Questo significa che il percorso mette in discussione i vissuti personali e quegli aspetti che hanno compromesso le relazioni della persona.
Perciò, è un percorso prima di tutto educativo che recupera la rete di relazioni…
Assolutamente sì. Molto spesso, in assenza della famiglia, entrano in gioco nuovi attori: amici, parenti prossimi, ma anche datori di lavoro. Numerosi casi sono contrassegnati, infatti, dalla guida del datore di lavoro del giocatore e della giocatrice.
Il fenomeno del gioco d’azzardo ha determinato una vera e propria dipendenza patologica di massa anche tra i giovani. Eppure, c’è una tendenza, soprattutto in Italia, a sottostimare questa emergenza sociale.
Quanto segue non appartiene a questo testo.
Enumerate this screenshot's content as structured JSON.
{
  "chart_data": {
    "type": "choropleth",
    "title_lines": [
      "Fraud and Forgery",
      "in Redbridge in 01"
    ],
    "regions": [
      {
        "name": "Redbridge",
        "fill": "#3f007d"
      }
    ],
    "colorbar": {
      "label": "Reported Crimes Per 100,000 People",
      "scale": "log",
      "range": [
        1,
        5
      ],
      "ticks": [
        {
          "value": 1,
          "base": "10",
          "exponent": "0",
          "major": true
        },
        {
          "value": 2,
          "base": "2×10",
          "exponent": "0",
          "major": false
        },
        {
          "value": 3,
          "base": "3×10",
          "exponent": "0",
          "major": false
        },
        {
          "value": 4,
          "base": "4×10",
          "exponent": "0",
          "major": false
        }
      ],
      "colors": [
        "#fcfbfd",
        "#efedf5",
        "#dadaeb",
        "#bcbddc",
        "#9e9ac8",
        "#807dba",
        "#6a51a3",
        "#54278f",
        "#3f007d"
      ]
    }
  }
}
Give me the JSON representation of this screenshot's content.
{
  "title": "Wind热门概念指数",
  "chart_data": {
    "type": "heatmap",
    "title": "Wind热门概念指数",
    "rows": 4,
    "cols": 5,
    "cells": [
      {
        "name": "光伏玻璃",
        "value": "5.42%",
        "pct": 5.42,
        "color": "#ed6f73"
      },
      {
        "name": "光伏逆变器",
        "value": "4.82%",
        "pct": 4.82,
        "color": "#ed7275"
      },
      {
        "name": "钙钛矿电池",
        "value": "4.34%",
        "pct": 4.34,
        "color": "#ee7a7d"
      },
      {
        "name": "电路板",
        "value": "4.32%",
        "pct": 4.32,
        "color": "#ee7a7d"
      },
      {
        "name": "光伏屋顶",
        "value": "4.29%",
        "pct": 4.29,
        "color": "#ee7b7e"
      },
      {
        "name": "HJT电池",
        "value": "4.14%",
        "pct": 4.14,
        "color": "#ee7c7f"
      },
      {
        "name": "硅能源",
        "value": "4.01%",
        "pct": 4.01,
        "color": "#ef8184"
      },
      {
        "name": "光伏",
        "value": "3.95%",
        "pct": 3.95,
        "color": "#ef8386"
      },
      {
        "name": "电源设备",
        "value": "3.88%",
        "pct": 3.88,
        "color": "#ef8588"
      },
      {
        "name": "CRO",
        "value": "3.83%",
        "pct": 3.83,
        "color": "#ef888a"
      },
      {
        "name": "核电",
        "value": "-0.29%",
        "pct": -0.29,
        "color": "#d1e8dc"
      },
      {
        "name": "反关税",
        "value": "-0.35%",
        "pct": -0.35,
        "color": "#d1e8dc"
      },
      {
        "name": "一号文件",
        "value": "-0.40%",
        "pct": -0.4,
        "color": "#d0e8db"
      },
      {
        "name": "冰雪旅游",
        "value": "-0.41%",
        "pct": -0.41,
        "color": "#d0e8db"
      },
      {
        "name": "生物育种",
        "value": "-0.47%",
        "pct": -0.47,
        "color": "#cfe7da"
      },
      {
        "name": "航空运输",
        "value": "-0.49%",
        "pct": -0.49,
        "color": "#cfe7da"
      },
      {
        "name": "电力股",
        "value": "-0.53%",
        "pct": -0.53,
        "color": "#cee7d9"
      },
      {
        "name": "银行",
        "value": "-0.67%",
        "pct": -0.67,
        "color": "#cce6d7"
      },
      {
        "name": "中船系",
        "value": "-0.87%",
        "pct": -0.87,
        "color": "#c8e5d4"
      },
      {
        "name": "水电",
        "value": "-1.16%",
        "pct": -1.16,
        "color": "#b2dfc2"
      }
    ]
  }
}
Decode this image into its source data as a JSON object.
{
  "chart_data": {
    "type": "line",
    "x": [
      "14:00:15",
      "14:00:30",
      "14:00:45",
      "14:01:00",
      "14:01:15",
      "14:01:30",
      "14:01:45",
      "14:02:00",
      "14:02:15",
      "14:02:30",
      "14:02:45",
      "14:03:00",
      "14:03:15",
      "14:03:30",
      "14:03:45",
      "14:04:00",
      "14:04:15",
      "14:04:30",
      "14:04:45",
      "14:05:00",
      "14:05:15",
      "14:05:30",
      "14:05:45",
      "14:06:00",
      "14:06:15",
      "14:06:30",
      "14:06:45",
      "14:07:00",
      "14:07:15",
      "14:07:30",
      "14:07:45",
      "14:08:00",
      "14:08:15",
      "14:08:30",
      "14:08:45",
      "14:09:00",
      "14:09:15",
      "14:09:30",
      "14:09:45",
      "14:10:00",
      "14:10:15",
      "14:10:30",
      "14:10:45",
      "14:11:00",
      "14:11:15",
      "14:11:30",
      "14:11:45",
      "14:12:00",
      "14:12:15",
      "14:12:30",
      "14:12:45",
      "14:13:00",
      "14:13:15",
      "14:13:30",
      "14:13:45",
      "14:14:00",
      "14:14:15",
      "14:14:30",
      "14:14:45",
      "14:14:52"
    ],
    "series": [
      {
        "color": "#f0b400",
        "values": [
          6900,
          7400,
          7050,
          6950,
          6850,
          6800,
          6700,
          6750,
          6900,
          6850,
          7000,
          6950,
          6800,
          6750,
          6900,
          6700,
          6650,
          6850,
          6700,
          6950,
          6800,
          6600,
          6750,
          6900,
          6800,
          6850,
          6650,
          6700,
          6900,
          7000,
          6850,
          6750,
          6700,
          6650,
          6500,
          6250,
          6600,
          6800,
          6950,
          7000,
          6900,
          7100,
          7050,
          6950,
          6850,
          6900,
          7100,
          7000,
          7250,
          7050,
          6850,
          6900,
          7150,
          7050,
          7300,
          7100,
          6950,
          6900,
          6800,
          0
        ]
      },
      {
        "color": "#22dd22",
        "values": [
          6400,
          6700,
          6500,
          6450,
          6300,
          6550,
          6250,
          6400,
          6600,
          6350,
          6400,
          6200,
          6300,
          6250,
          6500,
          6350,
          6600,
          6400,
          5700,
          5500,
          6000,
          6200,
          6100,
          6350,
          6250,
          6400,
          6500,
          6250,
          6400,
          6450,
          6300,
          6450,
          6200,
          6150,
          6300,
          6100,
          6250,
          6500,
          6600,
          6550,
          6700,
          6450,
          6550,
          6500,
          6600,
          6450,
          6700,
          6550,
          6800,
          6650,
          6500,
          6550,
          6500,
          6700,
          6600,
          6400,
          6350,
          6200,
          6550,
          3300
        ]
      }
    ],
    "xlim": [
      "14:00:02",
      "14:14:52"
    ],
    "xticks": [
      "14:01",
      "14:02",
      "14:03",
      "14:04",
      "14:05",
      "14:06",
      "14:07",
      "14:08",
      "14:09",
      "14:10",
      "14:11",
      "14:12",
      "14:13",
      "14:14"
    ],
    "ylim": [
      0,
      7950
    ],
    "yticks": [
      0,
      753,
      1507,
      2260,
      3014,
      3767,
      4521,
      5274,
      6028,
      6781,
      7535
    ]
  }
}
Come mai?
Credo che ci si abitui a tutto, anche al disastro, come l’azzardo che colpisce non solo la persona, ma anche la genitorialità, la filialità, la socialità e il mondo del lavoro.
Siamo più attenti a guardare il nostro Io, il nostro piccolo confine e a centrare la nostra progettualità sul quotidiano, senza alzare gli occhi per guardare l’altro che è accanto a noi.
Una rivoluzione è chiamata a guardarci dentro le nostre coscienze, a pensarci attenti ad una prossimità relazionale, che è la prima forma di cura verso l’altro. È nell’altro, infatti, che c’è realmente la possibilità di garantire il miglioramento sociale.
Quali suggerimenti si sente di dare ai parenti e agli amici delle vittime dell’azzardo?
Fondamentale è riconoscere che l’azzardo è una patologia e, in quanto tale, merita attenzione e cura per una possibile guarigione. Quindi, è molto importante l’esercizio della continua presa in carico del problema, per non abbandonare le persone che stanno vivendo un momento estremamente tragico della propria esistenza.